Financial Times FT.com

Spirit of adventure

By Jane Owen

Published: July 18 2009 02:01 | Last updated: July 18 2009 02:01

A boy playing with a hammer on a slab of wood
Garden play yields happy, healthy children who sleep well
High-rolling, high-risk adventures have catapulted the world into recession but our approach to child-rearing is so risk-averse that it seems we are in danger of producing a generation of ashen-faced, limp-limbed computer geeks.

And yet statistics from the UK’s Royal Society for the Prevention of Accidents suggest life at home is about four times as dangerous indoors as out. This might reassure parents about outdoor play but we still face the challenge of how to lure children away from interactive fairy tales, video games, DVDs, television soap operas and online social networking.

In fact, any parent who invests as much time and money into designing equipment for outdoor play in their garden as they do on installing indoor electronic gadgetry is likely to be pleased with the return: happier, healthier children who sleep well.

A flying fox or zipwire strung between two trees, or between a suitably robust wall and the ground, makes an alluringly terrifying garden game. If you lack natural soft landing area it is worth buying a soft play surface that can be anything from custom-made rubber matting in your own (or your children’s) designs to rubber chippings.

Younger children are better off with a swing, although the soft landing advice still applies.
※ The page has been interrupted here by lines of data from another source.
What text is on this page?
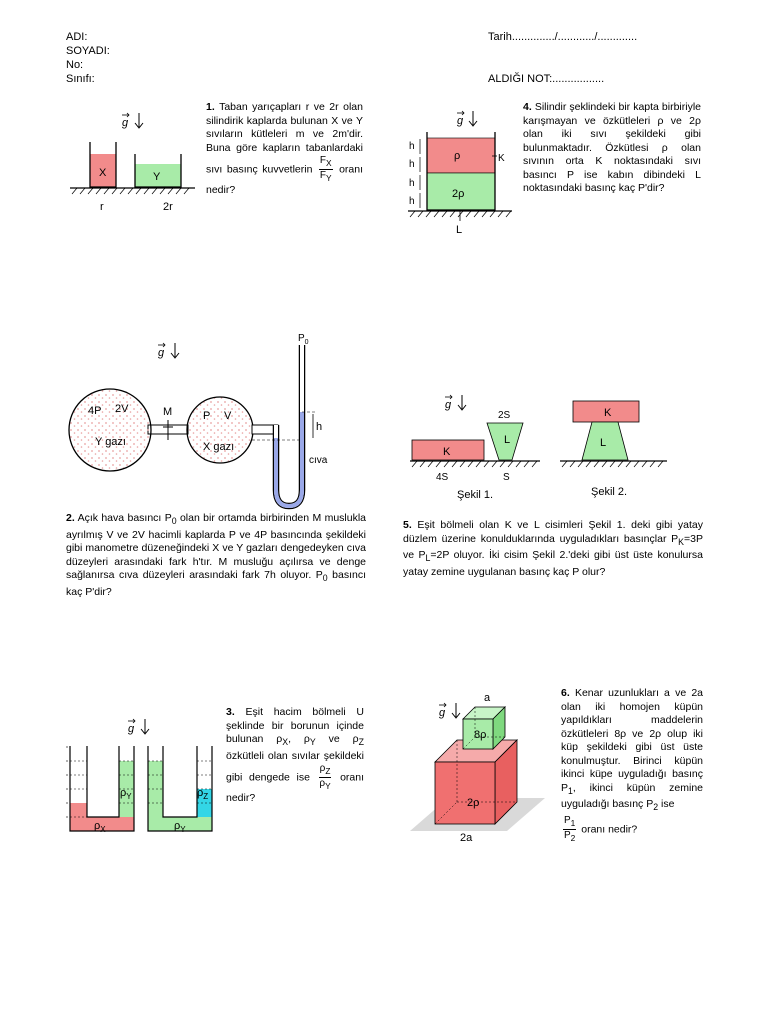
ADI:
SOYADI:
No:
Sınıfı:
Tarih............../............/.............
ALDIĞI NOT:.................
g
X	Y
r	2r
1. Taban yarıçapları r ve 2r olan silindirik kaplarda bulunan X ve Y sıvıların kütleleri m ve 2m'dir. Buna göre kapların tabanlardaki sıvı basınç kuvvetlerin $\frac{F_X}{F_Y}$ oranı nedir?
g
ρ
2ρ
K
h
h
h
h
L
4. Silindir şeklindeki bir kapta birbiriyle karışmayan ve özkütleleri ρ ve 2ρ olan iki sıvı şekildeki gibi bulunmaktadır. Özkütlesi ρ olan sıvının orta K noktasındaki sıvı basıncı P ise kabın dibindeki L noktasındaki basınç kaç P'dir?
g
M
h
$P_0$
cıva
4P 2V
Y gazı
P V
X gazı
2. Açık hava basıncı $P_0$ olan bir ortamda birbirinden M muslukla ayrılmış V ve 2V hacimli kaplarda P ve 4P basıncında şekildeki gibi manometre düzeneğindeki X ve Y gazları dengedeyken cıva düzeyleri arasındaki fark h'tır. M musluğu açılırsa ve denge sağlanırsa cıva düzeyleri arasındaki fark 7h oluyor. $P_0$ basıncı kaç P'dir?
g
K
L
2S
4S	S
Şekil 1.
K
L
Şekil 2.
5. Eşit bölmeli olan K ve L cisimleri Şekil 1. deki gibi yatay düzlem üzerine konulduklarında uyguladıkları basınçlar $P_K=3P$ ve $P_L=2P$ oluyor. İki cisim Şekil 2.'deki gibi üst üste konulursa yatay zemine uygulanan basınç kaç P olur?
g
$\rho_X$
$\rho_Y$
$\rho_Y$
$\rho_Z$
3. Eşit hacim bölmeli U şeklinde bir borunun içinde bulunan $\rho_X$, $\rho_Y$ ve $\rho_Z$ özkütleli olan sıvılar şekildeki gibi dengede ise $\frac{\rho_Z}{\rho_Y}$ oranı nedir?
a
g
8ρ
2ρ
2a
6. Kenar uzunlukları a ve 2a olan iki homojen küpün yapıldıkları maddelerin özkütleleri 8ρ ve 2ρ olup iki küp şekildeki gibi üst üste konulmuştur. Birinci küpün ikinci küpe uyguladığı basınç $P_1$, ikinci küpün zemine uyguladığı basınç $P_2$ ise

$\frac{P_1}{P_2}$ oranı nedir?
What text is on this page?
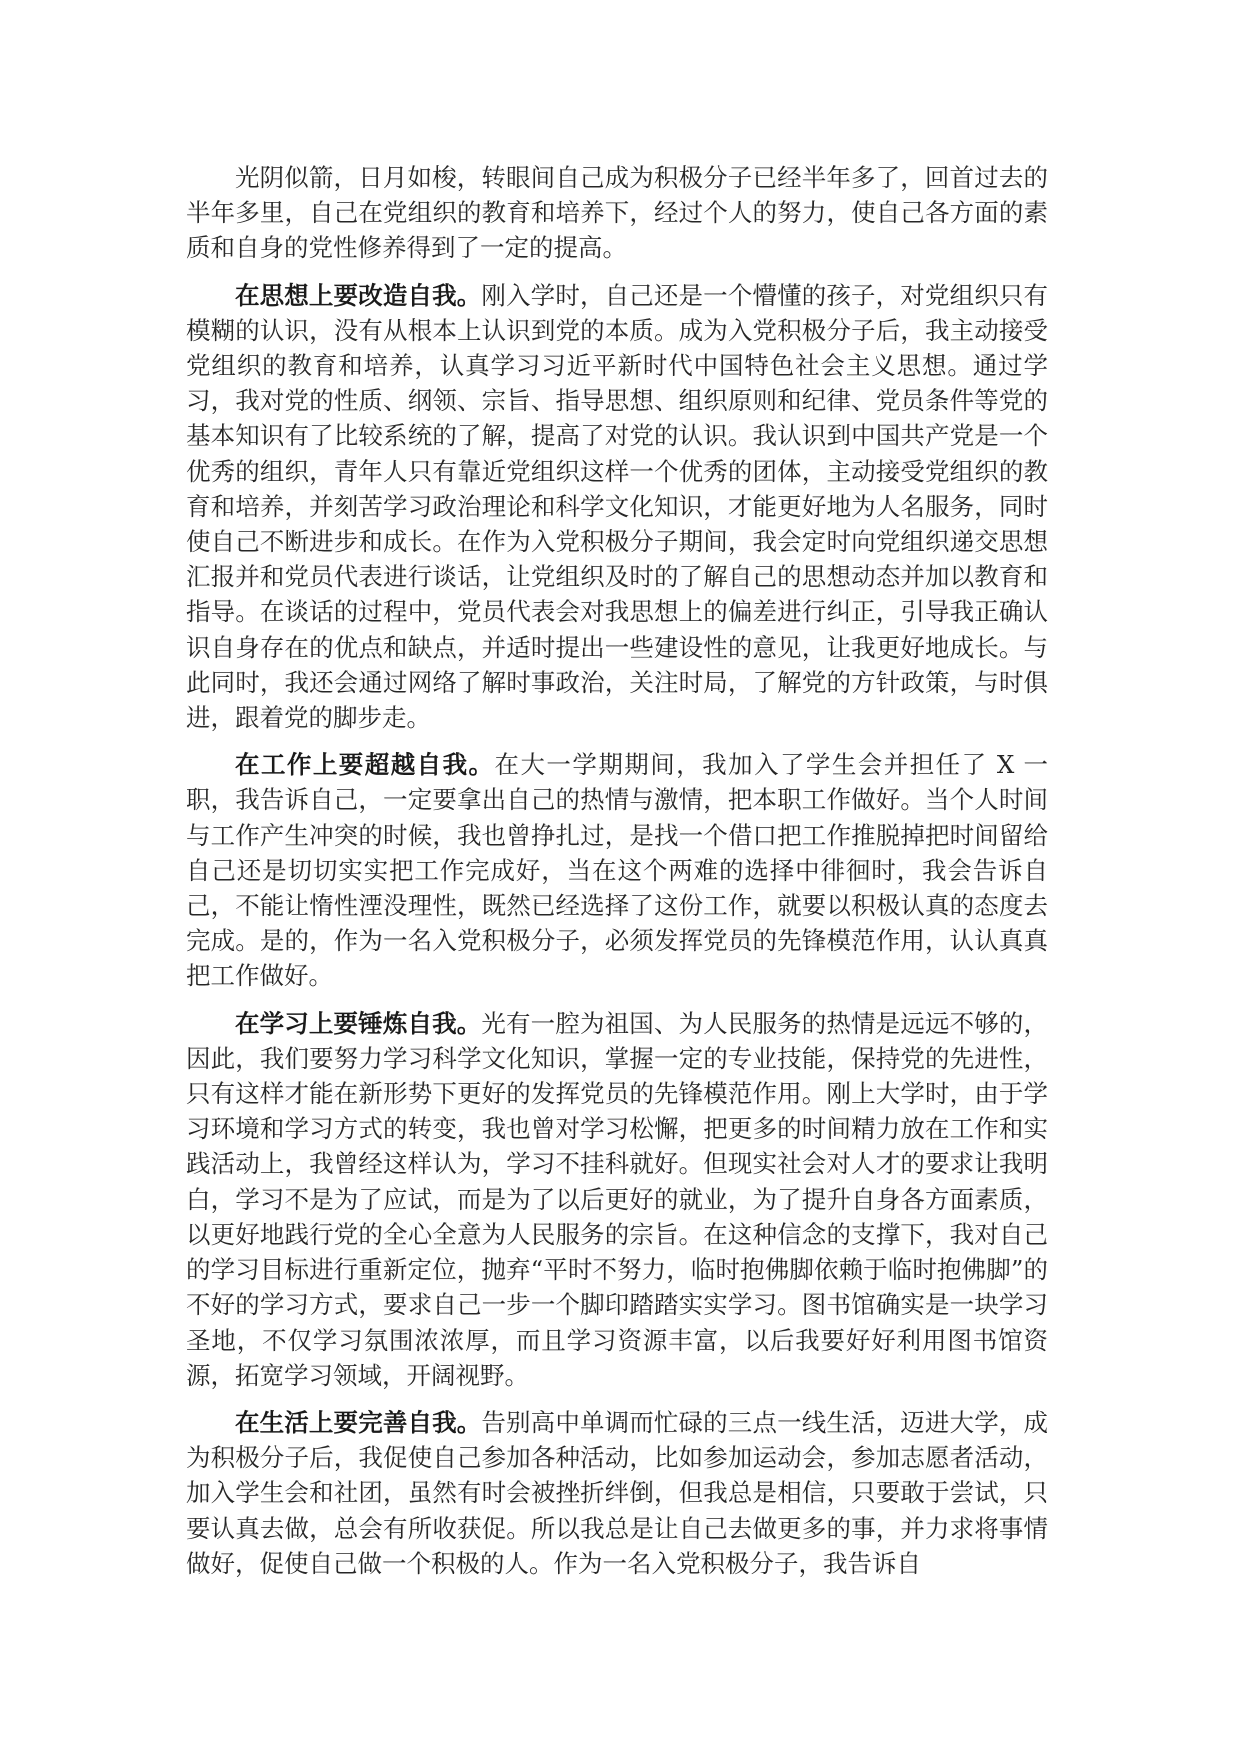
光阴似箭，日月如梭，转眼间自己成为积极分子已经半年多了，回首过去的半年多里，自己在党组织的教育和培养下，经过个人的努力，使自己各方面的素质和自身的党性修养得到了一定的提高。

在思想上要改造自我。刚入学时，自己还是一个懵懂的孩子，对党组织只有模糊的认识，没有从根本上认识到党的本质。成为入党积极分子后，我主动接受党组织的教育和培养，认真学习习近平新时代中国特色社会主义思想。通过学习，我对党的性质、纲领、宗旨、指导思想、组织原则和纪律、党员条件等党的基本知识有了比较系统的了解，提高了对党的认识。我认识到中国共产党是一个优秀的组织，青年人只有靠近党组织这样一个优秀的团体，主动接受党组织的教育和培养，并刻苦学习政治理论和科学文化知识，才能更好地为人名服务，同时使自己不断进步和成长。在作为入党积极分子期间，我会定时向党组织递交思想汇报并和党员代表进行谈话，让党组织及时的了解自己的思想动态并加以教育和指导。在谈话的过程中，党员代表会对我思想上的偏差进行纠正，引导我正确认识自身存在的优点和缺点，并适时提出一些建设性的意见，让我更好地成长。与此同时，我还会通过网络了解时事政治，关注时局，了解党的方针政策，与时俱进，跟着党的脚步走。

在工作上要超越自我。在大一学期期间，我加入了学生会并担任了 X 一职，我告诉自己，一定要拿出自己的热情与激情，把本职工作做好。当个人时间与工作产生冲突的时候，我也曾挣扎过，是找一个借口把工作推脱掉把时间留给自己还是切切实实把工作完成好，当在这个两难的选择中徘徊时，我会告诉自己，不能让惰性湮没理性，既然已经选择了这份工作，就要以积极认真的态度去完成。是的，作为一名入党积极分子，必须发挥党员的先锋模范作用，认认真真把工作做好。

在学习上要锤炼自我。光有一腔为祖国、为人民服务的热情是远远不够的，因此，我们要努力学习科学文化知识，掌握一定的专业技能，保持党的先进性，只有这样才能在新形势下更好的发挥党员的先锋模范作用。刚上大学时，由于学习环境和学习方式的转变，我也曾对学习松懈，把更多的时间精力放在工作和实践活动上，我曾经这样认为，学习不挂科就好。但现实社会对人才的要求让我明白，学习不是为了应试，而是为了以后更好的就业，为了提升自身各方面素质，以更好地践行党的全心全意为人民服务的宗旨。在这种信念的支撑下，我对自己的学习目标进行重新定位，抛弃“平时不努力，临时抱佛脚依赖于临时抱佛脚”的不好的学习方式，要求自己一步一个脚印踏踏实实学习。图书馆确实是一块学习圣地，不仅学习氛围浓浓厚，而且学习资源丰富，以后我要好好利用图书馆资源，拓宽学习领域，开阔视野。

在生活上要完善自我。告别高中单调而忙碌的三点一线生活，迈进大学，成为积极分子后，我促使自己参加各种活动，比如参加运动会，参加志愿者活动，加入学生会和社团，虽然有时会被挫折绊倒，但我总是相信，只要敢于尝试，只要认真去做，总会有所收获促。所以我总是让自己去做更多的事，并力求将事情做好，促使自己做一个积极的人。作为一名入党积极分子，我告诉自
Off-the-peg versions that come with a stand are great but a large swing made from a plank of wood slung from the branch of a mature, healthy tree can be even more fun. I made a three-seater for my children under the boughs of a horse chestnut so their legs swished through snowdrops and cow parsley in season. Now that they are teenagers and we have moved to the city a hammock has taken its place but they still talk about the swing, and our flying fox, with nostalgia.

Dens are another favourite that can be created with play tents in every shape, size and design from fairy castles and beauty parlours to grim-looking camouflaged “military complexes”. There are brightly coloured tunnels, too, that entertain and scare little children in equal measure. All the tunnels and tents are pop-up – and down – making assembly and storage easy and fast.

Trampolines are more permanent structures with seemingly permanent appeal. They are a fun way to help children – and their parents – burn off excess calories but can be dangerous and look awful. The solution is to dig a pit so that the top of the trampoline is at ground level. It won’t prevent accidents altogether but it will reduce their number and severity.

If trampoline installation seems daunting, then turn to sport: basketball, rounders (or baseball), back-garden cricket, football, badminton and even croquet. The equipment is inexpensive and can be ordered online. Just remember that these ball (and shuttlecock) games will be destroying your borders and wrecking your lawn for only a few years before the children get to their late teens and find other outlets for their energy. Any dreams about a beautiful garden can wait until then. On the other hand, I recently designed a garden with soccer “goal posts” made from rose stands that will come into their own in about five years when my clients’ youngest child is 18 and the David Austin roses have hardened up thanks to a regular hammering from footballs.

That particular client refused to let me install a pond because they felt it would be too dangerous for visiting youngsters. Children certainly need to be supervised when they play in or near water but they also need to be educated about natural dangers. Ponds give hours of interest. Our first was a brown plastic sink about 30cm across and 10cm deep. The children could have drowned in it if they had done handstands on that spot but, instead, they watched dragonfly larvae hatch and frogspawn transform into frogs.

Animals of many kinds attract children outside and, if horses are not a possibility, hens make lovely, productive pets that can be carried about and petted. We kept Black Rock hybrid hens and used to cook their eggs, along with potatoes and marshmallows, over a fire.

My children began their own camp-fire cooking in their early teens. Was it irresponsible to allow this to happen? There are always risks and, if an accident had happened I would be writing something different now. As it is, my eldest is on her gap year travelling round New Zealand and the far east, cooking most of her meals on camp fires. I’m so proud of her and feel my regime of forbidding TV and computer games during the school week has paid off.

Outdoor play, however mundane, has long-term benefits for youngsters. Small children go through a stage of being transfixed by apparently mundane things such as a patch of soil, grass, gravel and paving. Encourage this. Ask them about what they are looking at. Ask them if they would like to make patterns with the stones, blades of grass, leaves or feathers they have found and help them to use their treasures to make a headdress, decorate an old shirt or make a necklace for teddy.

My children found fossils in our gravel, beetles running through our flowerbeds and endless dying rabbits and birds that were nursed in moss nests until the Grim Reaper arrived, at which point lavish funerals and wakes were organised. Some might frown at the idea of a play funeral in the back garden but I take Albert Einstein’s view of the matter: “Play is the highest form of research”.